L'on entend ensuite le docteur Vidal, de Rivoli, qui ne constata le lendemain même du drame aucune trace de brûlure sur Zaoui et le garagiste Serrat, de Mostaganem, qui examina la voiture et retrouva dans l'enveloppe de la roue arrière gauche un clou auquel fut attribué le dégonflement progressif du pneu. Le dérapage de la voiture et le choc contre un eucalyptus bordant la route. Mais l'intérêt rebondit intensément avec la déposition du professeur Verani.

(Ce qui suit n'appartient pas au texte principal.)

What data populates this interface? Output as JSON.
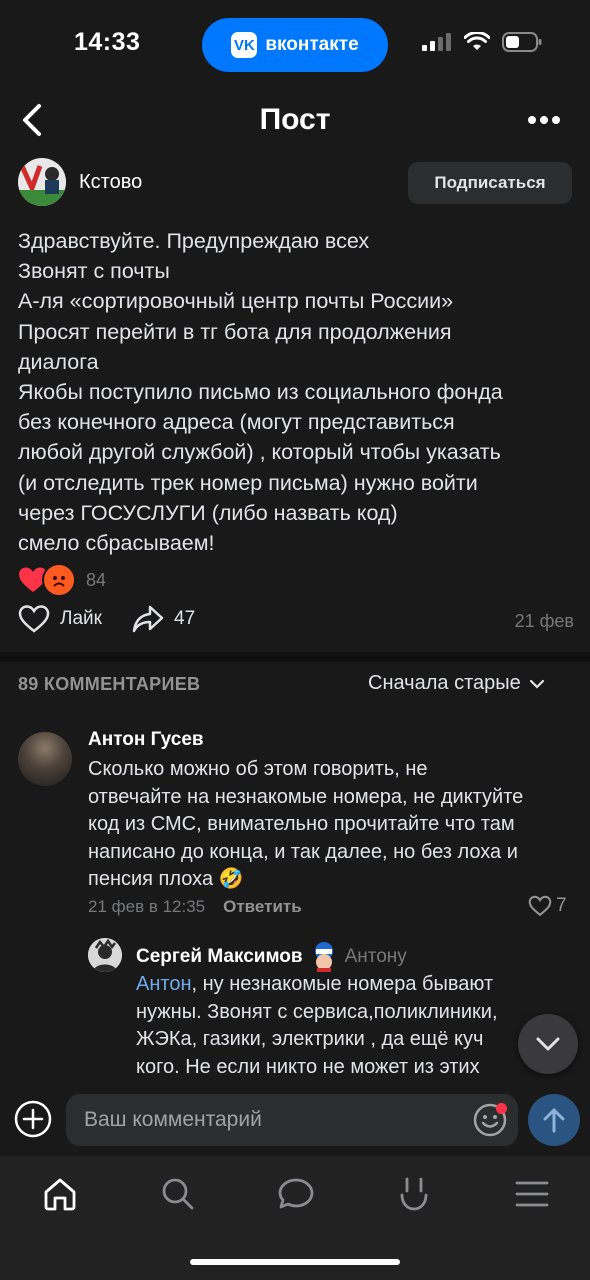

La déposition du professeur Verani

La déposition du professeur Verani est écrasante pour l'accusé. Elle aboutit aux conclusions suivantes : que le pneu arrière gauche trouvé intact mais dégonflé après l'incendie a été perforé sur le côté extérieur de la bande de roulement avec une lame de canif.

Qu'il restait environ seize litres dans le réservoir lorsque le choc a eu lieu.

Que le feu a été volontairement mis au milieu de la voiture.

Que le vent ne soufflait pas de l'ouest, comme l'affirme l'accusé pour expliquer sa carence, des deux côtés de la carrosserie des parties ont retrouvées qui n'avaient pas été touchées par les flammes.

Que la voiture ne devait pas dépasser une vitesse horaire de 35 kilomètres, enfin que le réservoir d'essence n'était point éclaté mais seulement dégrafé.

Sous cette avalanche d'accusations formelles Zaoui, qui maintenant s'aide de notes, ne trouve à discuter que les questions de vent et de vitesse, mais avec une telle acrimonie agressive que le témoin doit protester vigoureusement et de son impartialité et de sa qualité.

L'audience du matin est suspendue.

L’audience de l'après-midi

La cour entend encore quelques experts en début d'audience.

M. Jean Gomatier, ingénieur, qui a expérimenté le bidon d'essence lequel après diverses expériences à la chaleur n'était ni déformé, ni souillé intérieurement et il en conclut que ce bidon était vide lors de l'incendie.

Les conclusions de l'armurier

M. Granjean, armurier militaire, procéda de la même manière pour le revolver et ses conclusions sont formelles ; pour qu'il y ait percussion et pour que la douille présente à sa base la petite cupule caractéristique, il est nécessaire que la détente ait été déclenchée par l'action d'un doigt et il fait avec l'arme une démonstration aux jurés tandis que Zaoui s'écrie :

Je jure sur la tête de mes enfants que je n'ai pas tiré.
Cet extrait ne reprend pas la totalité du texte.